Она возвестила об этой точно так же, как звала нас к ужину.
Вот так вышло, что я видел нападение на моего дядю и мог предупредить его, но промолчал. И теперь я повиновался Лиззи. Я побежал вниз, в город, по длинной жаркой тропе. Бежал я быстро, стараясь обогнать зрелище, которое только что явилось мне на огороде. Иногда мне удавалось вырваться вперед, но потом оно снова настигало, обгоняло, вселяя в душу ужас. Я старался не думать о последствиях: единственный человек на острове, которому было до меня дело, оказался чудовищем. И с тошнотой у горла сознавал, что моя жизнь вот-вот разлетится вдребезги снова.
Добравшись до города, распластавшегося на жаре, я влетел в крепостные ворота. Главная улица была пуста, не доносилось ни звука, разве что загремит случайно цепь вытащенной на берег рыбацкой лодки с низкой мачтой.
Я прямиком направился к дому доктора Хебблтуэй-та в конце тупика. Это был даже не дом, а приземистая башенка, именовавшаяся «Бастион», поскольку некогда она примыкала к форту и находилась всего в нескольких шагах от крепостной стены. Я постучал в тяжелую деревянную дверь. Открыла тоненькая светловолосая девочка, моя ровесница, и на улицу просочился медицинский запах.
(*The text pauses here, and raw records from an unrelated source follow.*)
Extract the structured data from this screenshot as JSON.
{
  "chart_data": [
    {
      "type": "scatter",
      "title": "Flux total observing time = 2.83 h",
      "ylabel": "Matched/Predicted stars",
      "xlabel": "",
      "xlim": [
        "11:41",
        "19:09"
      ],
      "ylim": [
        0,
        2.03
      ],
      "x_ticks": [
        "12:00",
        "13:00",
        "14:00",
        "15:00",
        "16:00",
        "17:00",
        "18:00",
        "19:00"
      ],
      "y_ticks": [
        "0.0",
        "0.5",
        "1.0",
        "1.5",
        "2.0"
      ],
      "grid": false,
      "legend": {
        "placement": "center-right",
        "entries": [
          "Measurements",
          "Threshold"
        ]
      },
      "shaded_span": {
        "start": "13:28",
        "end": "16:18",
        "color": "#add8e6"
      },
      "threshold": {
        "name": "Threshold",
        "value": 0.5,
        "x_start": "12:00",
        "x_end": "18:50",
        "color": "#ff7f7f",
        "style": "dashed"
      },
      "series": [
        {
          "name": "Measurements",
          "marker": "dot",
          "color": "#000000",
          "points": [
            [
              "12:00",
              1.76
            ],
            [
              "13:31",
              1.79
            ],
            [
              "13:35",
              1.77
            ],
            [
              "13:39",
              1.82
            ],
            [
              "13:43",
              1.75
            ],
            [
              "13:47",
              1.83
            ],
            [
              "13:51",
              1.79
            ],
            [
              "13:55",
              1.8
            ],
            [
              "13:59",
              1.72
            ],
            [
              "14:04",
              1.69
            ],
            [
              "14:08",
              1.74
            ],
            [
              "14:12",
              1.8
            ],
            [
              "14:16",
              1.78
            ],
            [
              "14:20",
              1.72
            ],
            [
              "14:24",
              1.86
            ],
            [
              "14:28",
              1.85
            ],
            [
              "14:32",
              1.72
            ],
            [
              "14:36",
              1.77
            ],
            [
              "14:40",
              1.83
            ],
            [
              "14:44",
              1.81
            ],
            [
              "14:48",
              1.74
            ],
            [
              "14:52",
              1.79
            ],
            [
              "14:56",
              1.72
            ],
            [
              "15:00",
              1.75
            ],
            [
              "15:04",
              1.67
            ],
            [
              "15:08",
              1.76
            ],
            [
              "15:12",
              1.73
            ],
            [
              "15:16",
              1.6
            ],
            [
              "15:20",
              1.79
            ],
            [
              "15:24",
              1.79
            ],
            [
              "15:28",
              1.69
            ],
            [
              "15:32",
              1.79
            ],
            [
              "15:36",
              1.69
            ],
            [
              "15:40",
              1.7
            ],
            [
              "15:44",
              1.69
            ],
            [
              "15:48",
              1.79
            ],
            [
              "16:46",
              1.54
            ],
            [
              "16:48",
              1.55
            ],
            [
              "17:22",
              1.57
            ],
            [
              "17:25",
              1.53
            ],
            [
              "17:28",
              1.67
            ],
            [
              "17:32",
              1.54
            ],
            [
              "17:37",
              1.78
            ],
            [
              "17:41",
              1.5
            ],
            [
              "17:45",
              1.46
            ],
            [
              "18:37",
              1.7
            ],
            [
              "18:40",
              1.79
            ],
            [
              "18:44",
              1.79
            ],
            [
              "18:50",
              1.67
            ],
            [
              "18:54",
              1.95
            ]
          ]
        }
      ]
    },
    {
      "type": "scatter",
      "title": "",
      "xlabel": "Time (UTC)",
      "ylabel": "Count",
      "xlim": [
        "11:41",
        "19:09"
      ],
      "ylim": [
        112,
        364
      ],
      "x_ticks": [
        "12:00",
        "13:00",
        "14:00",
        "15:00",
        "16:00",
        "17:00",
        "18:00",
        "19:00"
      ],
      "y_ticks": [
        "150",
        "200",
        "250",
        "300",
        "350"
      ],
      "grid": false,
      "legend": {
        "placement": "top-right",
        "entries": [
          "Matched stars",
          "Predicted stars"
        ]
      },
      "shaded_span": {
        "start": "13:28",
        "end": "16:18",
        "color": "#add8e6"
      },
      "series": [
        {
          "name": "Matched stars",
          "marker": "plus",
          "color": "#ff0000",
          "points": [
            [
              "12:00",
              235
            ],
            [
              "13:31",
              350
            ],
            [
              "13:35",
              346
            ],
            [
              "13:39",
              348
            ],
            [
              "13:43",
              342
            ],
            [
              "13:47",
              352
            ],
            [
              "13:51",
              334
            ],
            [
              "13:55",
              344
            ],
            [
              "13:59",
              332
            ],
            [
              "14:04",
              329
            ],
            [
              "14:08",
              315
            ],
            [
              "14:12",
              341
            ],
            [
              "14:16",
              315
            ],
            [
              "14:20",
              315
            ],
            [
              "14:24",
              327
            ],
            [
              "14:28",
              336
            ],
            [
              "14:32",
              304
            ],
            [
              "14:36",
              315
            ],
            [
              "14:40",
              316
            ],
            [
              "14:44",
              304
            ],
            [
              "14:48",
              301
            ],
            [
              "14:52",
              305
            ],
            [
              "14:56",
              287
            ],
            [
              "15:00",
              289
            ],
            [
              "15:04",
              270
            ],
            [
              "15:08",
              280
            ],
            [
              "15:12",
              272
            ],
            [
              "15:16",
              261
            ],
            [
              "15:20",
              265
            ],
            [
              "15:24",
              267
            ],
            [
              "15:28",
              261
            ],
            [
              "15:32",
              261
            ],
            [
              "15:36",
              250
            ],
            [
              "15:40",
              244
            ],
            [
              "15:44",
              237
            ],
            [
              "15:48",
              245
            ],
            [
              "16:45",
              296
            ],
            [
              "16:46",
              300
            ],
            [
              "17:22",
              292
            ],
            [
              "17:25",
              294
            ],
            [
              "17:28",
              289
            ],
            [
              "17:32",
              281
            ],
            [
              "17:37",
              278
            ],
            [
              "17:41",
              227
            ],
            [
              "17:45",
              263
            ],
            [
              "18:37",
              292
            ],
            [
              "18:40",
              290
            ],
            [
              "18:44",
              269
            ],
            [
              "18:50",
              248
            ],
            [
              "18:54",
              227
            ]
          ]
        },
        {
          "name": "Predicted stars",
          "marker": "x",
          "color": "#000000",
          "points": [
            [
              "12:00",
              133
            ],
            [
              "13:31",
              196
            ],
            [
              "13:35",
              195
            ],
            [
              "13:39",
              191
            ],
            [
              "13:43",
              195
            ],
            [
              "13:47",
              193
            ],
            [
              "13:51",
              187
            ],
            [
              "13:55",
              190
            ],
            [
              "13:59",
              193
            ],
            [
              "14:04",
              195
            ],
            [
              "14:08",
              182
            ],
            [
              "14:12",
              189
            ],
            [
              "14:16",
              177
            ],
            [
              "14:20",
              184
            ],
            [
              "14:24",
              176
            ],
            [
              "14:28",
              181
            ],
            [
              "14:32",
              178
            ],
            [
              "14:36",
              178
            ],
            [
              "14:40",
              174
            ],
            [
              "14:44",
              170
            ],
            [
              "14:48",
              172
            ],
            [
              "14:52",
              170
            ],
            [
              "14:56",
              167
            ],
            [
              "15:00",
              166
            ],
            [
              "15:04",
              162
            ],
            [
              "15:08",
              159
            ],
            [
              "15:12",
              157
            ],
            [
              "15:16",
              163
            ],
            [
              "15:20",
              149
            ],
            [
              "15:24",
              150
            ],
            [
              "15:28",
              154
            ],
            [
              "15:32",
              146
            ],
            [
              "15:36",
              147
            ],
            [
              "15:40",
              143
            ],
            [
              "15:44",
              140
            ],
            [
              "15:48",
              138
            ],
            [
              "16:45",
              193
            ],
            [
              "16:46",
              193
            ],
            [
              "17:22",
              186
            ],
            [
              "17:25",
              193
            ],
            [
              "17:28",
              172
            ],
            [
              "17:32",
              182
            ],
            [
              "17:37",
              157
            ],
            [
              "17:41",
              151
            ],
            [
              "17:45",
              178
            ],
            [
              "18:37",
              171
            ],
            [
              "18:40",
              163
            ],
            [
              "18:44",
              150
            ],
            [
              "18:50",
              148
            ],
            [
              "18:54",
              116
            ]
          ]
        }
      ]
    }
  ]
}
Девочка пошла за доктором, и минуту спустя появился сам хозяин с недоеденным гренком в одной руке и сигаретой – в другой.
– Что? – Это был худощавый человек с темной, морщинистой от солнца кожей и голубыми глазами – слишком молодыми для его лица.
– Тетя Лиззи просила вас прийти в коттедж. С дядей несчастный случай. – Я слово в слово повторил сказанное Лиззи.
Не задавая вопросов, доктор вернулся в дом, оставив меня в дверях. Светловолосая девочка с любопытством наблюдала за мной из прихожей. Доктор вскоре вернулся, уже в белом парусиновом халате и с медицинским саквояжем в руках.
– Веди, – приказал он.
В эту минуту в прихожую вышла высокая худая женщина в очках с проволочной оправой.
Она заговорила с врачом, не обратив на меня ни малейшего внимания.
– Не застревай на весь день. Ланч ровно в полдень.
– Хорошо, дорогая, – ответил он.
– А ты, Мария, – обернулась она к девочке, – ступай убирать со стола.
Мы прошли по главной улице, миновали ворота и начали долгий подъем по тропе к коттеджу. Доктор Хебблтуэйт шагал неторопливо, непрерывно курил, а порой кашлял и задыхался.